I bronzi nei Film sono andati a ‘Why not man’ di Heineken International realizzato da Publicis Italia (la campagna è on air nei paesi asiatici e prossimamente negli Usa) e prodotto da Stink London; ‘The great escape’ per Yovis Viaggio di Sigma Tau, realizzato da Publicis Italia e prodotto (e iscritto) da Bedeschi Film Milano; ‘Fiat 500 Cult’ di Fiat Group firmato da Leo Burnett Milano e prodotto da Altoverbano; ‘Dear futur mom’ di Coordown Onlus realizzato da Saatchi & Saatchi  Milan e prodotto da The Family.

“Dopo che un lavoro entra in shortlist, un giurato ha l’obbligo di portare a casa dei leoni per il proprio paese – ha dichiarato Bruno Bertelli, direttore creativo esecutivo di Publicis Italia e membro della giuria Film -. Il giurato ha un ruolo importante perché deve spiegare ai colleghi il background di un lavoro – ha proseguito il creativo -. Poi si possono comunque incontrare ostacoli. Per esempio ‘Don’t drink and drive’ di Dlv Bbdo ha ricevuto uno stop, nonostante l’idea sia piaciuta, perché la line non convinceva: in effetti la dicitura ‘Don’t drink and drive’ per il mondo anglosassone è ‘sacra’ e quindi quella parte di giurati non ha colto la chiave ironica – ha detto Bertelli -. Il risultato complessivo per l’Italia è senza dubbio positivo, come è accaduto negli ultimi 3 anni: il nostro paese ha recuperato credibilità, ma dobbiamo fare fronte al fatto in Italia si producono meno film, a causa della crisi e dei minori investimenti e a causa del fatto che le nuove leve creative si gettano più su operazioni di activation, quindi statisticamente iscriviamo di meno e abbiamo meno chances di vittoria. Cosa manca all’Italia? Soprattutto più soldi”.
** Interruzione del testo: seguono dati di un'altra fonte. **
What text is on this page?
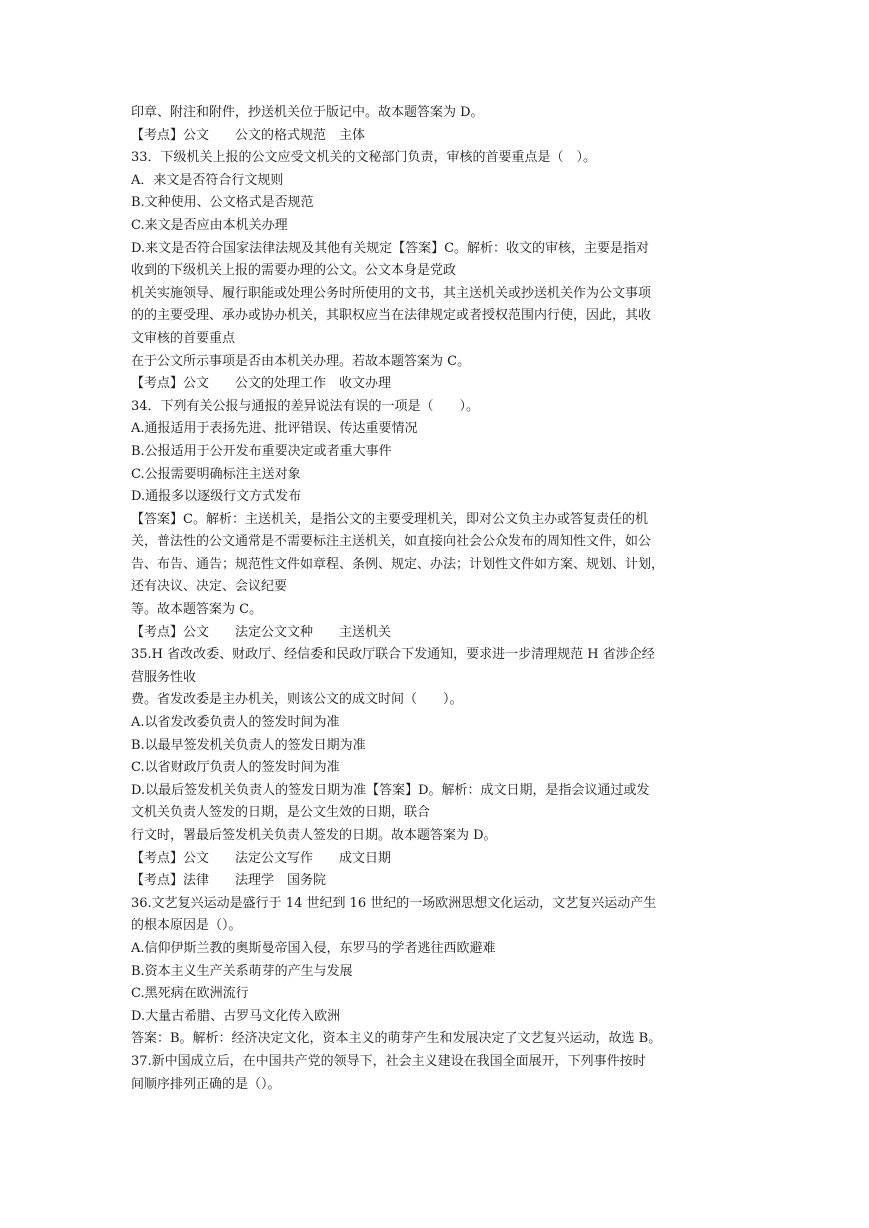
印章、附注和附件，抄送机关位于版记中。故本题答案为 D。
【考点】公文　　公文的格式规范　主体
33．下级机关上报的公文应受文机关的文秘部门负责，审核的首要重点是（　）。
A．来文是否符合行文规则
B.文种使用、公文格式是否规范
C.来文是否应由本机关办理
D.来文是否符合国家法律法规及其他有关规定【答案】C。解析：收文的审核，主要是指对
收到的下级机关上报的需要办理的公文。公文本身是党政
机关实施领导、履行职能或处理公务时所使用的文书，其主送机关或抄送机关作为公文事项
的的主要受理、承办或协办机关，其职权应当在法律规定或者授权范围内行使，因此，其收
文审核的首要重点
在于公文所示事项是否由本机关办理。若故本题答案为 C。
【考点】公文　　公文的处理工作　收文办理
34．下列有关公报与通报的差异说法有误的一项是（　　）。
A.通报适用于表扬先进、批评错误、传达重要情况
B.公报适用于公开发布重要决定或者重大事件
C.公报需要明确标注主送对象
D.通报多以逐级行文方式发布
【答案】C。解析：主送机关，是指公文的主要受理机关，即对公文负主办或答复责任的机
关，普法性的公文通常是不需要标注主送机关，如直接向社会公众发布的周知性文件，如公
告、布告、通告；规范性文件如章程、条例、规定、办法；计划性文件如方案、规划、计划，
还有决议、决定、会议纪要
等。故本题答案为 C。
【考点】公文　　法定公文文种　　主送机关
35.H 省改改委、财政厅、经信委和民政厅联合下发通知，要求进一步清理规范 H 省涉企经
营服务性收
费。省发改委是主办机关，则该公文的成文时间（　　）。
A.以省发改委负责人的签发时间为准
B.以最早签发机关负责人的签发日期为准
C.以省财政厅负责人的签发时间为准
D.以最后签发机关负责人的签发日期为准【答案】D。解析：成文日期，是指会议通过或发
文机关负责人签发的日期，是公文生效的日期，联合
行文时，署最后签发机关负责人签发的日期。故本题答案为 D。
【考点】公文　　法定公文写作　　成文日期
【考点】法律　　法理学　国务院
36.文艺复兴运动是盛行于 14 世纪到 16 世纪的一场欧洲思想文化运动，文艺复兴运动产生
的根本原因是（）。
A.信仰伊斯兰教的奥斯曼帝国入侵，东罗马的学者逃往西欧避难
B.资本主义生产关系萌芽的产生与发展
C.黑死病在欧洲流行
D.大量古希腊、古罗马文化传入欧洲
答案：B。解析：经济决定文化，资本主义的萌芽产生和发展决定了文艺复兴运动，故选 B。
37.新中国成立后，在中国共产党的领导下，社会主义建设在我国全面展开，下列事件按时
间顺序排列正确的是（）。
Bertelli si trova completamente d’accordo con il verdetto dei due Grand Prix, scelti per internet e tv. Il presidente di giuria ha dato delle regole precise: valutare i film nel loro equilibrio tra contenuto, cioè idea e strategia, e forma cioè realizzazione. “Volvo è un Grand Prix annunciato perché è arrivato a Cannes forte dei circa 60 milioni di visualizzazioni sul web e ha sbaragliato la concorrenza di ‘Fist Kiss’ di Wren e ‘Sound of Honda’ – ha detto il giurato italiano -. Anche il Grand Prix a Harvey Nichols è  meritato: va sottolineato il coraggio del brand che ha ribaltato il concetto del Natale dove tutti sono più buoni e ha puntato sul cinismo che però viene reso in una maniera molto sottile e delicata. In corsa c’erano anche ‘Possibilities’ di Nike e ‘Perfect Day’ di Play Station”.

Una conclusione Bertelli la regala sulle tendenze che ha riscontrato nella sezione dei Film. “Ho visto imporsi le campagne sociali anche a fini commerciali, alle quali è stato assegnato il 50% dei leoni. In generale credo che nel futuro si andrà sempre più verso la capacità di creare emozioni, quello per cui la tv si distingue dagli altri mezzi”.